US 12,217,031 B2
Monolith-to-microservice refactoring via source-code-to-domain-model graph comparison
Srikanth Govindaraj Tamilselvam, Ayapakkam (IN); Amith Singhee, Karnataka (IN); Divakar R. Mysore, Bangalore (IN); and Radhika Vaddarse, Bengaluru (IN)
Assigned to INTERNATIONAL BUSINESS MACHINES CORPORATION, Armonk, NY (US)
Filed by International Business Machines Corporation, Armonk, NY (US)
Filed on Jul. 27, 2022, as Appl. No. 17/815,430.
Prior Publication US 2024/0036837 A1, Feb. 1, 2024
Int. Cl. G06F 8/41 (2018.01); G06F 8/72 (2018.01)

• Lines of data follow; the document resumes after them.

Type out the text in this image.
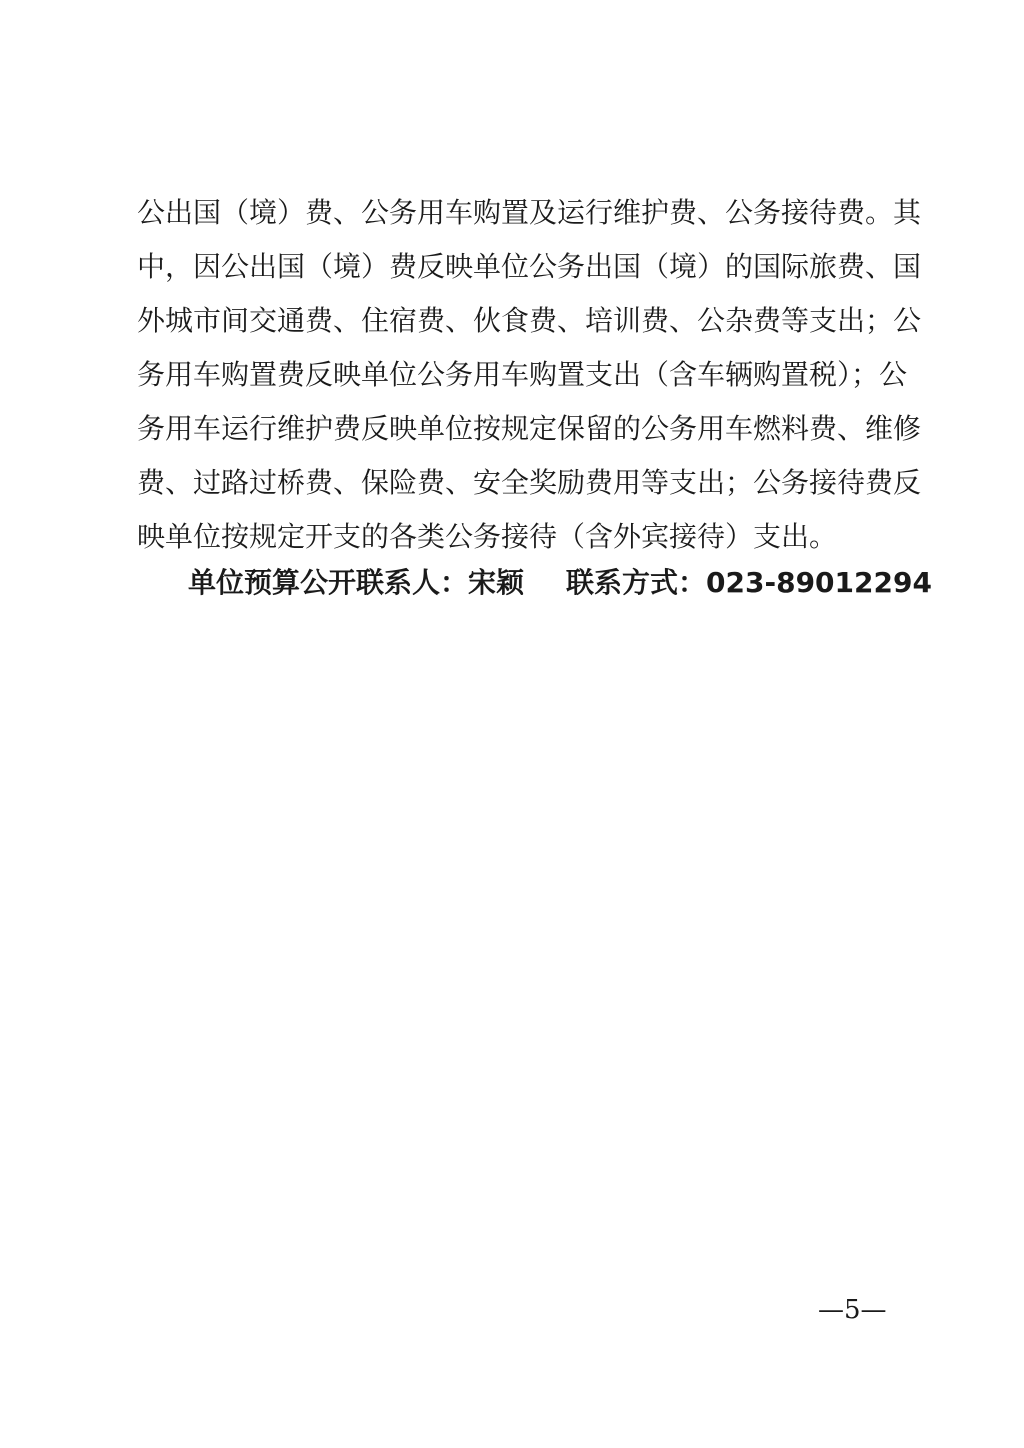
公出国（境）费、公务用车购置及运行维护费、公务接待费。其
中，因公出国（境）费反映单位公务出国（境）的国际旅费、国
外城市间交通费、住宿费、伙食费、培训费、公杂费等支出；公
务用车购置费反映单位公务用车购置支出（含车辆购置税）；公
务用车运行维护费反映单位按规定保留的公务用车燃料费、维修
费、过路过桥费、保险费、安全奖励费用等支出；公务接待费反
映单位按规定开支的各类公务接待（含外宾接待）支出。
单位预算公开联系人：宋颖 联系方式：023-89012294
—5—
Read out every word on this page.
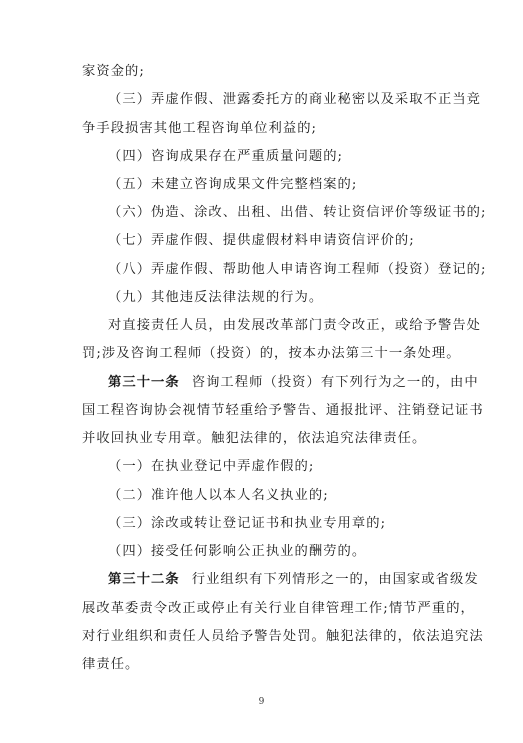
家资金的;
（三）弄虚作假、泄露委托方的商业秘密以及采取不正当竞
争手段损害其他工程咨询单位利益的;
（四）咨询成果存在严重质量问题的;
（五）未建立咨询成果文件完整档案的;
（六）伪造、涂改、出租、出借、转让资信评价等级证书的;
（七）弄虚作假、提供虚假材料申请资信评价的;
（八）弄虚作假、帮助他人申请咨询工程师（投资）登记的;
（九）其他违反法律法规的行为。
对直接责任人员，由发展改革部门责令改正，或给予警告处
罚;涉及咨询工程师（投资）的，按本办法第三十一条处理。
第三十一条 咨询工程师（投资）有下列行为之一的，由中
国工程咨询协会视情节轻重给予警告、通报批评、注销登记证书
并收回执业专用章。触犯法律的，依法追究法律责任。
（一）在执业登记中弄虚作假的;
（二）准许他人以本人名义执业的;
（三）涂改或转让登记证书和执业专用章的;
（四）接受任何影响公正执业的酬劳的。
第三十二条 行业组织有下列情形之一的，由国家或省级发
展改革委责令改正或停止有关行业自律管理工作;情节严重的，
对行业组织和责任人员给予警告处罚。触犯法律的，依法追究法
律责任。
9
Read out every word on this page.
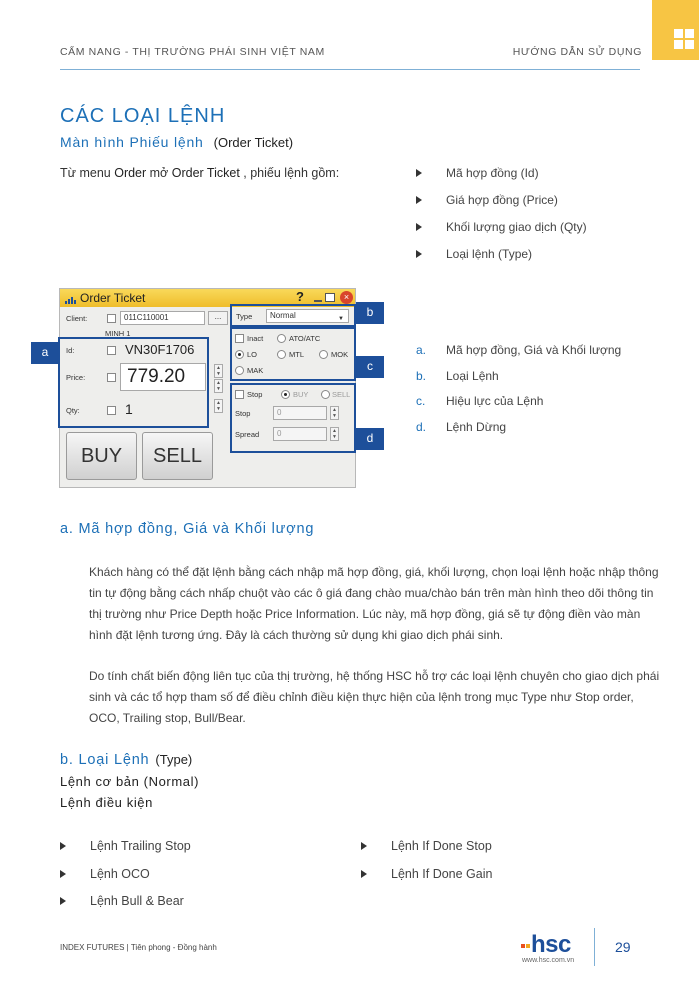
CẨM NANG - THỊ TRƯỜNG PHÁI SINH VIỆT NAM	HƯỚNG DẪN SỬ DỤNG
CÁC LOẠI LỆNH
Màn hình Phiếu lệnh (Order Ticket)
Từ menu Order mở Order Ticket , phiếu lệnh gồm:	Mã hợp đồng (Id)
Giá hợp đồng (Price)
Khối lượng giao dịch (Qty)
Loại lệnh (Type)
Order Ticket	?	×
Client:	011C110001	...
MINH 1
Type	Normal	▼
Id:	VN30F1706
Price:	779.20
Qty:	1
▲
▼
▲
▼
▲
▼
Inact	ATO/ATC
LO	MTL	MOK
MAK
Stop	BUY	SELL
Stop	0	▲
▼
Spread	0	▲
▼
BUY	SELL
a
b
c
d
a. Mã hợp đồng, Giá và Khối lượng
b. Loại Lệnh
c. Hiệu lực của Lệnh
d. Lệnh Dừng
a. Mã hợp đồng, Giá và Khối lượng

Khách hàng có thể đặt lệnh bằng cách nhập mã hợp đồng, giá, khối lượng, chọn loại lệnh hoặc nhập thông tin tự động bằng cách nhấp chuột vào các ô giá đang chào mua/chào bán trên màn hình theo dõi thông tin thị trường như Price Depth hoặc Price Information. Lúc này, mã hợp đồng, giá sẽ tự động điền vào màn hình đặt lệnh tương ứng. Đây là cách thường sử dụng khi giao dịch phái sinh.

Do tính chất biến động liên tục của thị trường, hệ thống HSC hỗ trợ các loại lệnh chuyên cho giao dịch phái sinh và các tổ hợp tham số để điều chỉnh điều kiện thực hiện của lệnh trong mục Type như Stop order, OCO, Trailing stop, Bull/Bear.

b. Loại Lệnh (Type)
Lệnh cơ bản (Normal)
Lệnh điều kiện
Lệnh Trailing Stop
Lệnh OCO
Lệnh Bull & Bear
Lệnh If Done Stop
Lệnh If Done Gain
INDEX FUTURES | Tiên phong - Đồng hành	hsc
www.hsc.com.vn
29
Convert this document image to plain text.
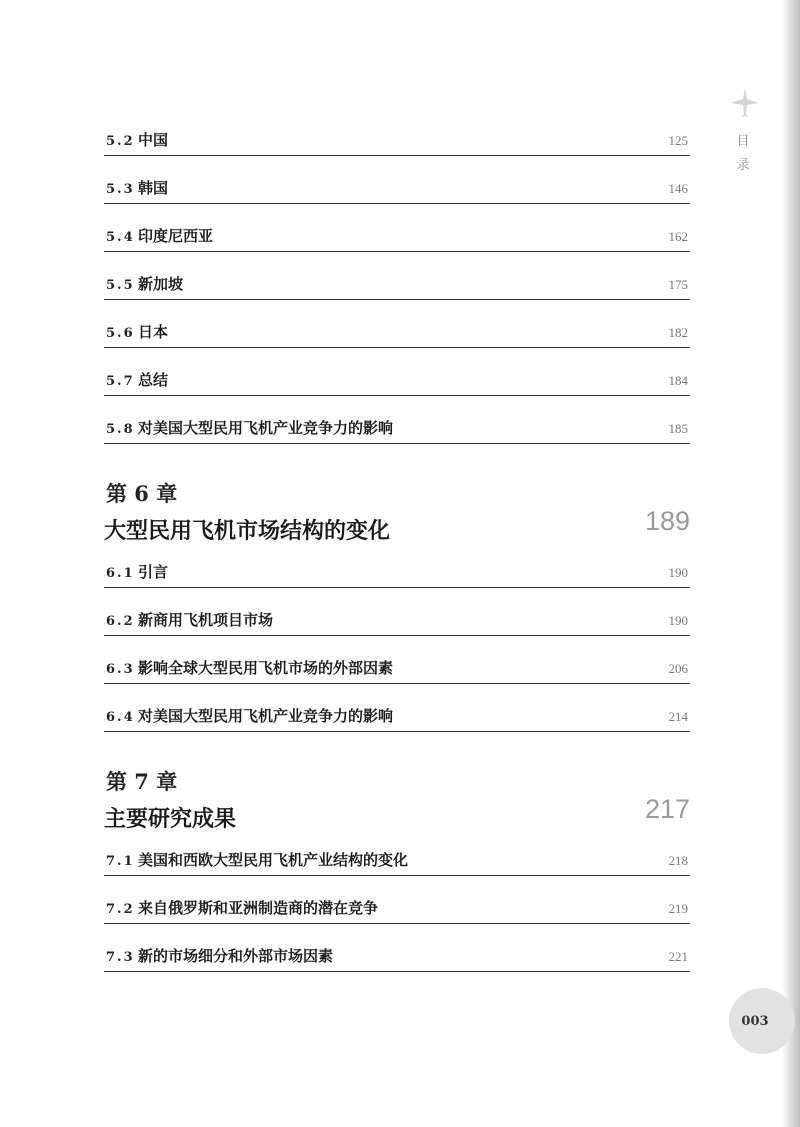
目录
5.2 中国	125
5.3 韩国	146
5.4 印度尼西亚	162
5.5 新加坡	175
5.6 日本	182
5.7 总结	184
5.8 对美国大型民用飞机产业竞争力的影响	185
第 6 章
大型民用飞机市场结构的变化	189
6.1 引言	190
6.2 新商用飞机项目市场	190
6.3 影响全球大型民用飞机市场的外部因素	206
6.4 对美国大型民用飞机产业竞争力的影响	214
第 7 章
主要研究成果	217
7.1 美国和西欧大型民用飞机产业结构的变化	218
7.2 来自俄罗斯和亚洲制造商的潜在竞争	219
7.3 新的市场细分和外部市场因素	221
003
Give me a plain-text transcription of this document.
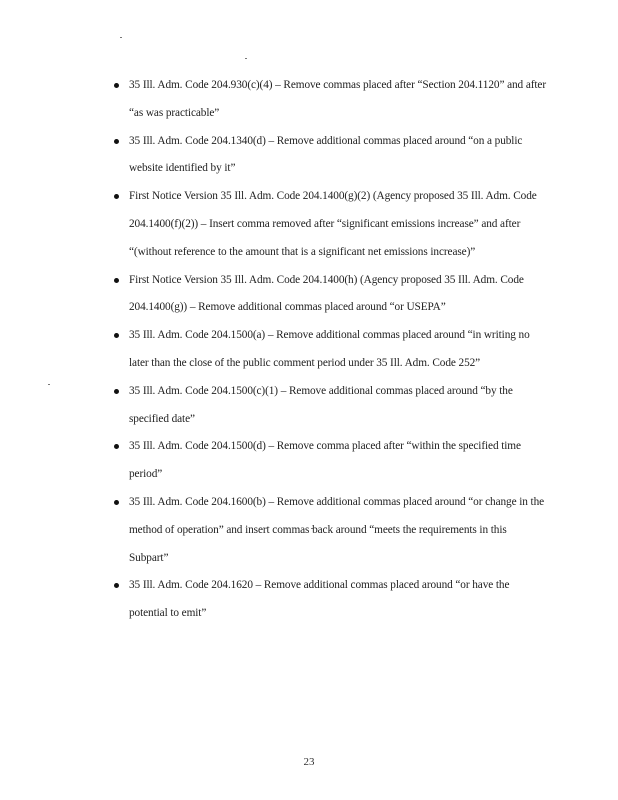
35 Ill. Adm. Code 204.930(c)(4) – Remove commas placed after “Section 204.1120” and after “as was practicable”
35 Ill. Adm. Code 204.1340(d) – Remove additional commas placed around “on a public website identified by it”
First Notice Version 35 Ill. Adm. Code 204.1400(g)(2) (Agency proposed 35 Ill. Adm. Code 204.1400(f)(2)) – Insert comma removed after “significant emissions increase” and after “(without reference to the amount that is a significant net emissions increase)”
First Notice Version 35 Ill. Adm. Code 204.1400(h) (Agency proposed 35 Ill. Adm. Code 204.1400(g)) – Remove additional commas placed around “or USEPA”
35 Ill. Adm. Code 204.1500(a) – Remove additional commas placed around “in writing no later than the close of the public comment period under 35 Ill. Adm. Code 252”
35 Ill. Adm. Code 204.1500(c)(1) – Remove additional commas placed around “by the specified date”
35 Ill. Adm. Code 204.1500(d) – Remove comma placed after “within the specified time period”
35 Ill. Adm. Code 204.1600(b) – Remove additional commas placed around “or change in the method of operation” and insert commas back around “meets the requirements in this Subpart”
35 Ill. Adm. Code 204.1620 – Remove additional commas placed around “or have the potential to emit”
23
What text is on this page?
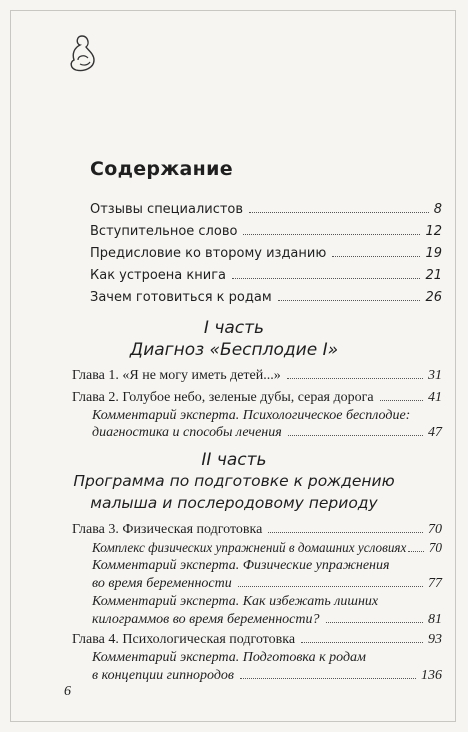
Содержание
Отзывы специалистов	8
Вступительное слово	12
Предисловие ко второму изданию	19
Как устроена книга	21
Зачем готовиться к родам	26
I часть
Диагноз «Бесплодие I»
Глава 1. «Я не могу иметь детей...»	31
Глава 2. Голубое небо, зеленые дубы, серая дорога	41
Комментарий эксперта. Психологическое бесплодие:
диагностика и способы лечения	47
II часть
Программа по подготовке к рождению
малыша и послеродовому периоду
Глава 3. Физическая подготовка	70
Комплекс физических упражнений в домашних условиях 70
Комментарий эксперта. Физические упражнения
во время беременности	77
Комментарий эксперта. Как избежать лишних
килограммов во время беременности?	81
Глава 4. Психологическая подготовка	93
Комментарий эксперта. Подготовка к родам
в концепции гипнородов	136
6
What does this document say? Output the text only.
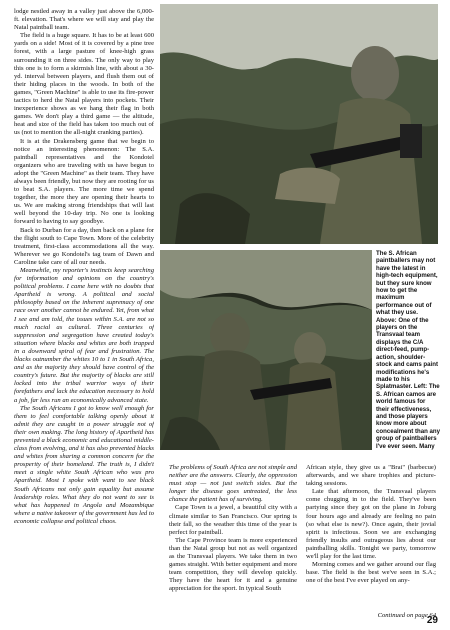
lodge nestled away in a valley just above the 6,000-ft. elevation. That's where we will stay and play the Natal paintball team.

The field is a huge square. It has to be at least 600 yards on a side! Most of it is covered by a pine tree forest, with a large pasture of knee-high grass surrounding it on three sides. The only way to play this one is to form a skirmish line, with about a 30-yd. interval between players, and flush them out of their hiding places in the woods. In both of the games, "Green Machine" is able to use its fire-power tactics to herd the Natal players into pockets. Their inexperience shows as we hang their flag in both games. We don't play a third game — the altitude, heat and size of the field has taken too much out of us (not to mention the all-night cranking parties).

It is at the Drakensberg game that we begin to notice an interesting phenomenon: The S.A. paintball representatives and the Kondotel organizers who are traveling with us have begun to adopt the "Green Machine" as their team. They have always been friendly, but now they are rooting for us to beat S.A. players. The more time we spend together, the more they are opening their hearts to us. We are making strong friendships that will last well beyond the 10-day trip. No one is looking forward to having to say goodbye.

Back to Durban for a day, then back on a plane for the flight south to Cape Town. More of the celebrity treatment, first-class accommodations all the way. Wherever we go Kondotel's tag team of Dawn and Caroline take care of all our needs.

Meanwhile, my reporter's instincts keep searching for information and opinions on the country's political problems. I came here with no doubts that Apartheid is wrong. A political and social philosophy based on the inherent supremacy of one race over another cannot be endured. Yet, from what I see and am told, the issues within S.A. are not so much racial as cultural. Three centuries of suppression and segregation have created today's situation where blacks and whites are both trapped in a downward spiral of fear and frustration. The blacks outnumber the whites 10 to 1 in South Africa, and as the majority they should have control of the country's future. But the majority of blacks are still locked into the tribal warrior ways of their forefathers and lack the education necessary to hold a job, far less run an economically advanced state.

The South Africans I got to know well enough for them to feel comfortable talking openly about it admit they are caught in a power struggle not of their own making. The long history of Apartheid has prevented a black economic and educational middle-class from evolving, and it has also prevented blacks and whites from sharing a common concern for the prosperity of their homeland. The truth is, I didn't meet a single white South African who was pro Apartheid. Most I spoke with want to see black South Africans not only gain equality but assume leadership roles. What they do not want to see is what has happened in Angola and Mozambique where a native takeover of the government has led to economic collapse and political chaos.

The S. African paintballers may not have the latest in high-tech equipment, but they sure know how to get the maximum performance out of what they use. Above: One of the players on the Transvaal team displays the C/A direct-feed, pump-action, shoulder-stock and cams paint modifications he's made to his Splatmaster. Left: The S. African camos are world famous for their effectiveness, and those players know more about concealment than any group of paintballers I've ever seen. Many

The problems of South Africa are not simple and neither are the answers. Clearly, the oppression must stop — not just switch sides. But the longer the disease goes untreated, the less chance the patient has of surviving.

Cape Town is a jewel, a beautiful city with a climate similar to San Francisco. Our spring is their fall, so the weather this time of the year is perfect for paintball.

The Cape Province team is more experienced than the Natal group but not as well organized as the Transvaal players. We take them in two games straight. With better equipment and more team competition, they will develop quickly. They have the heart for it and a genuine appreciation for the sport. In typical South

African style, they give us a "Brai" (barbecue) afterwards, and we share trophies and picture-taking sessions.

Late that afternoon, the Transvaal players come chugging in to the field. They've been partying since they got on the plane in Joburg four hours ago and already are feeling no pain (so what else is new?). Once again, their jovial spirit is infectious. Soon we are exchanging friendly insults and outrageous lies about our paintballing skills. Tonight we party, tomorrow we'll play for the last time.

Morning comes and we gather around our flag base. The field is the best we've seen in S.A.; one of the best I've ever played on any-

Continued on page 64
29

CPC G06F 8/427 (2013.01) [G06F 8/447 (2013.01); G06F 8/72 (2013.01)] 20 Claims
OG exemplary drawing
 
1. A system, comprising:
a memory that stores computer-executable components; and
a processor that executes at least one of the computer-executable components that:
trains a neural network to refactor monolithic applications into microservices according to target domain models;
accesses, using the neural network, source code of a monolithic application and a target domain model corresponding to the monolithic application; and
generates, using the neural network, a group of microservices associated with the target domain model based on refactoring the monolithic application, by aligning a first graph representing the source code with a second graph representing the target domain model, wherein the aligning the first graph with the second graph yields a set of node pairs that respectively map nodes of the first graph to nodes of the second graph, wherein the nodes of the second graph respectively correspond to the group of microservices, wherein the set of node pairs indicate that a first node of the first graph is mapped to a second node of the second graph, wherein the first node represents a program within the source code, wherein the second node represents a service domain within the target domain model, and wherein the refactoring further comprises:
comparing, via natural language processing, non-exposing method calls written within the program to business capabilities specified by the target domain model for the service domain, and
comparing, via the natural language processing, program-exposing method calls written within the program to service domain interactions specified by the target domain model for the service domain.